The little one looked at him like he was a dead cat. For the first time I noticed she was packing some kind of transistor in her hand. New model, I supposed, all black and shiny as Big Girl’s boots. She had turned around to see what delayed her little friend. El Dopo, figuring out that he wasn’t getting anywhere with his original target, now turned his attentions to the secondary, with as much charm and success. “How’s the weather up there?”
I was close enough now to hear the full script. “Exit,” the big one told him. She had the voice of an eight-year-old but the lung power of a nursery. “Presence undesired.”
“Excuse me?” he said, pulling a Bennett and going all smirky. Just as I was ready to cut in on this dance my gut told me I should hesitate, and I did.
“Fly the coop,” Little Mod said. “Offer service elsewhere.”
“You’re the ones look like you’re selling,” I heard him say, obviously taking the wrong turnoff. “What is this, sugar? Only dykes need apply?”
Big Girl raised her little voice. Half the room turned to look, and then the same half of the room turned deaf mute. ‘motherfuck you,” she broadcast. I looked around for Max’s bouncers, but they’d evidently taken the hen’s teeth route. The would-be charmer deflated, somewhat, but he puffed back up in no time at all. That was his mistake. He put his paws on Big Girl’s knobs as if wanting to tune in the ballgame. “Look, honey,” he said, pinching them, “you come prancing around like this and you might as well put a sign on your ass saying, for sale –”
Big Girl clicked her elbows against her sides as if getting ready to have her posture checked. Two small metal umbrellas suddenly appeared on the backs of the wiseguy’s hands and snapped open. Looked like it was a carnival trick until I saw the blood start to run down onto his cuffs. Big Girl licked her lips. His knees buckled, but he was held in place. Maybe he wanted to scream; maybe he couldn’t feel it, yet. My own interest in the ladies was fading fast, and I thought I’d better get out while the getting was good. I nearly had but as her would-be inamorata’s knees started buckling, my personal interest faded like ink in the sun. I’d nearly sneaked by them when Little Mod spotted fresh prey. Looking in my direction, she tapped her moll’s arm.
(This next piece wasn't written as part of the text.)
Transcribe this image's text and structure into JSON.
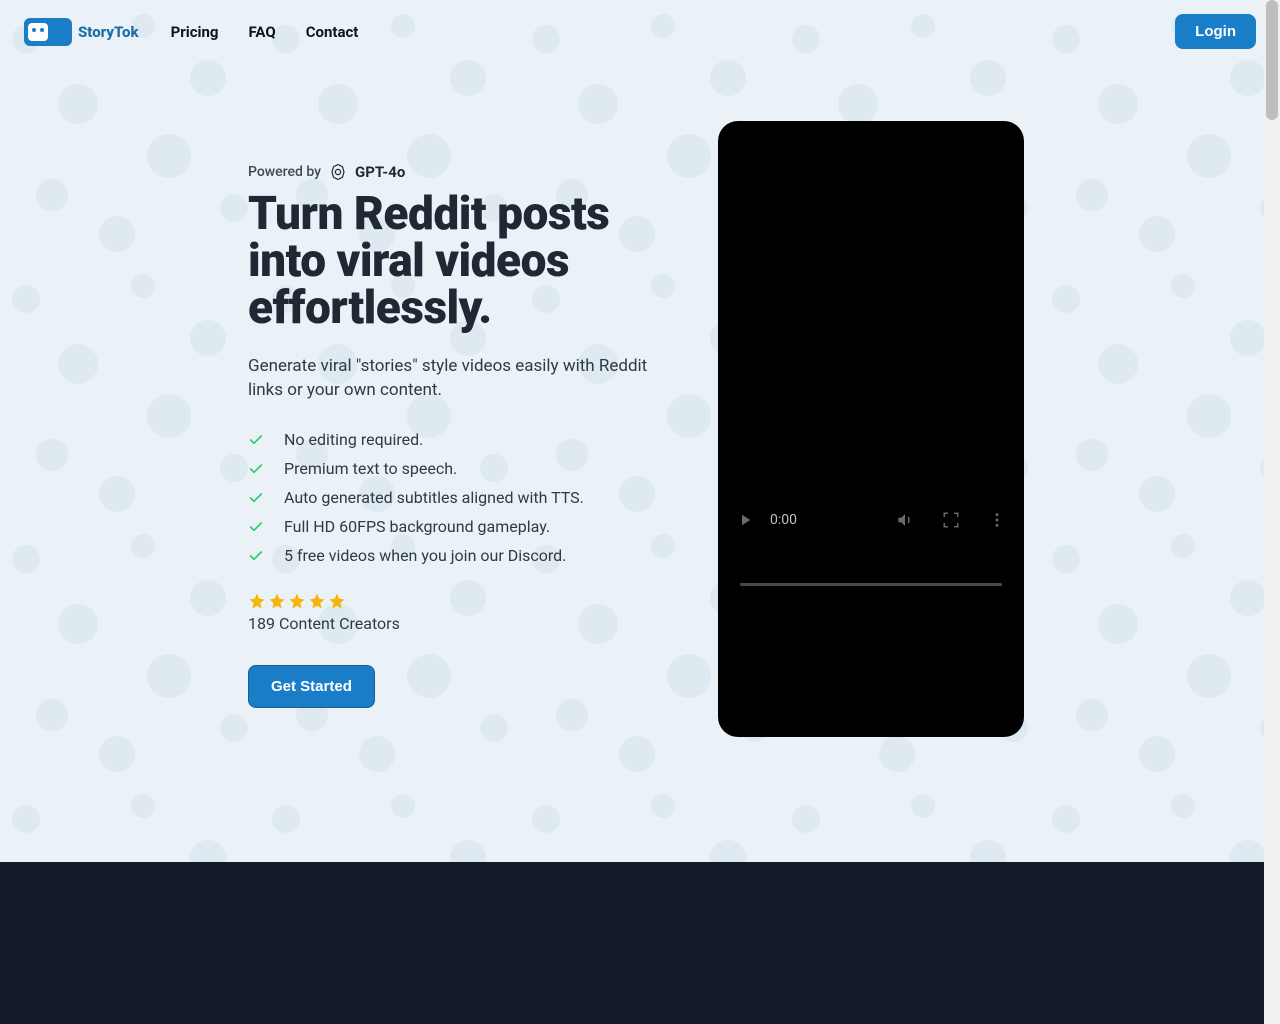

“Him,” I heard her say, staring directly at me. Big Girl made with the elbows again; Casanova came loose and hit the floor. Only then did he let out with a wail that would have deafened a banshee. Onlookers gave him the Kitty Genovese treatment, and pretended to sleep standing up. Before I could get any closer to the door Big Girl had put me in her vice, and no matter how hard you run, you can’t get traction on air.
“Pacify,” she said, hauling me up like a side of beef. “Presence essentialled, comprendo?”
“Klaatu barada nikto,” I stuttered, unable to elaborate.
“Your place,” said Little Mod, leading the way. “Let’s go.”